Vejamos. Esses direitos, além dos Constitucionais, estão consagrados no Diário do Governo nº 182, de o8/o8/1974 e no Diário da Republica nº 158, de 08/07/1976, onde se publicaram despachos do governo que, respectivamente, atribuem à Câmara Municipal de Lagos a responsabilidade pelas infra-estruturas urbanas no local, aprovam os projectos do aproveitamento urbanístico para a Associação, e declaram a utilidade pública urgente para efeitos de expropriação dos terrenos. Os governos financiaram as obras das habitações.

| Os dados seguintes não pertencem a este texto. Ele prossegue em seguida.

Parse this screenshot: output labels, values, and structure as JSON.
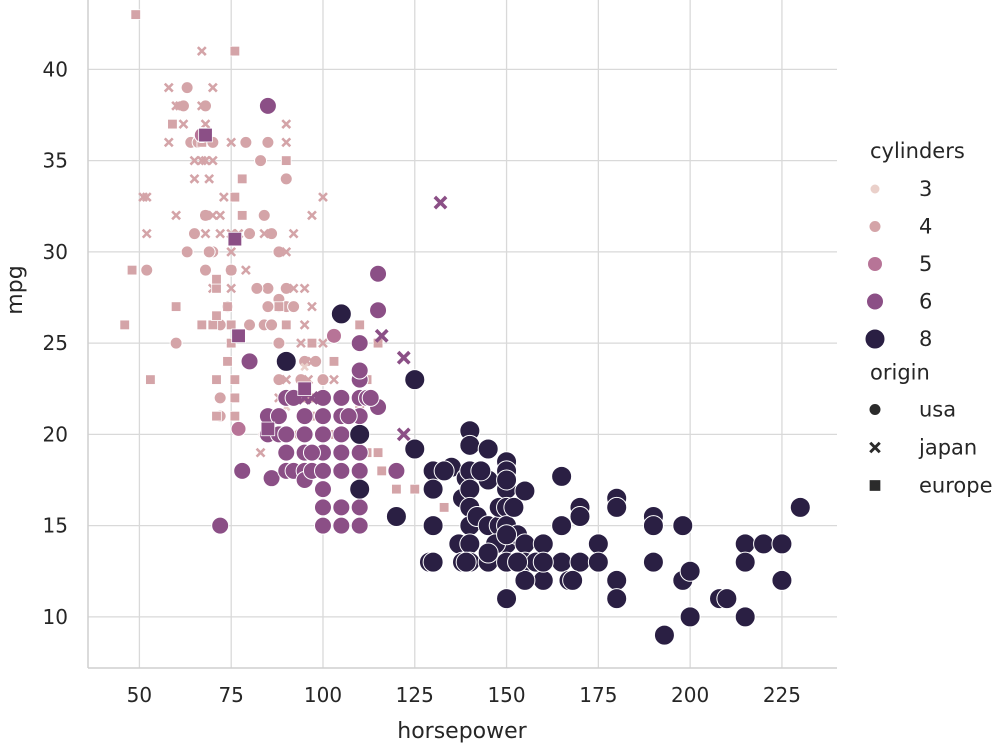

Os moradores cumpriram, com trabalho árduo, e pagaram. Cunha Telles filmou, em longa-metragem, e levou a festivais internacionais. José Afonso, poeta, celebrizou com música. Universidades, seminários e publicações, nacionais e estrangeiras, estudaram. Dulce Pontes cantou “os índios da meia praia” na abertura da Assembleia Geral da ONU, em Nova Iorque. A RTP tem repetidamente transmitido o filme. O Publico divulgou o vídeo.
Estávamos perante uma mais valia sociocultural, esplêndida na sua genuinidade. A ideologia classista, condenou o bairro à exclusão social. Para ser “desactivado”, (sic, como qualquer máquina que não serve), ministra dixit, em concordância com as deturpações do presidente da Câmara. Apareceu o muro da vergonha, do golf. Sem projecto, sem licença, clandestino. Proibido. Mas impune.
Ora, que eu saiba, aqueles despachos obrigam todos, presidente e ministra incluídos. Que eu saiba, a legislação sobre declarações de utilidade pública de solos proíbe expressamente que seja dado outro uso ao terreno abrangido.
Mas verifico que, na informação emanada da ministra da Agricultura, do Mar, do Ambiente e do Ordenamento do Território, em resposta a pergunta feita na Assembleia da República, vária legislação é mencionada. Mas aqueles despachos não são, nem os direitos e obrigações neles consignados. Portanto, para a ministra, conforme a legislação que seleccionou, esses direitos e obrigações não existem. Com o efeito duma aceitação implícita da sua recusa, e da não exigência ética e política de que sejam cumpridos.
Ora isso não pode ter sido por interpretação da lei. Por postura ideológica, pois veremos. Ou foi esquecimento, imperdoável. Ou ignorância, inaceitável. Não sei. Se não foi nada disto, funcionou o funil, por onde há quem aplique as leis, ou então que seja a ministra a se explicar. Argumentos com piruetas circenses, não cabem.
Na legislação, como na palavra da ministra, a questão está também no terreno da responsabilidade da Câmara Municipal de Lagos.
Resta saber se a dita Câmara também sofre do que podem ser o esquecimento ou a ignorância da ministra, ou se usa o tal funil. Ou então, mais simples, se soma tudo, na mesma postura ideológica, acrescida do servilismo ao Poder Palpita-me que é isso.
È do conhecimento público que está em subscrição um abaixo assinado de apoio à Associação 25 de Abril na reclamação dos direitos de cidadania dos seus moradores.
Já o assinei. Era bom que fosse dada à ministra a oportunidade de saber dele. A ver se assinava. A ver se repara que quando cita aquelas leis com frieza (vi as lágrimas da ministra italiana a anunciar sacrifícios ao povo, esse é o mundo a que pertenço), não está só a prestar vassalagem ao Poder que venera, tem na frente pessoas que anseiam por justiça.
Que cumprem as leis. A Constituição da República. Ela não.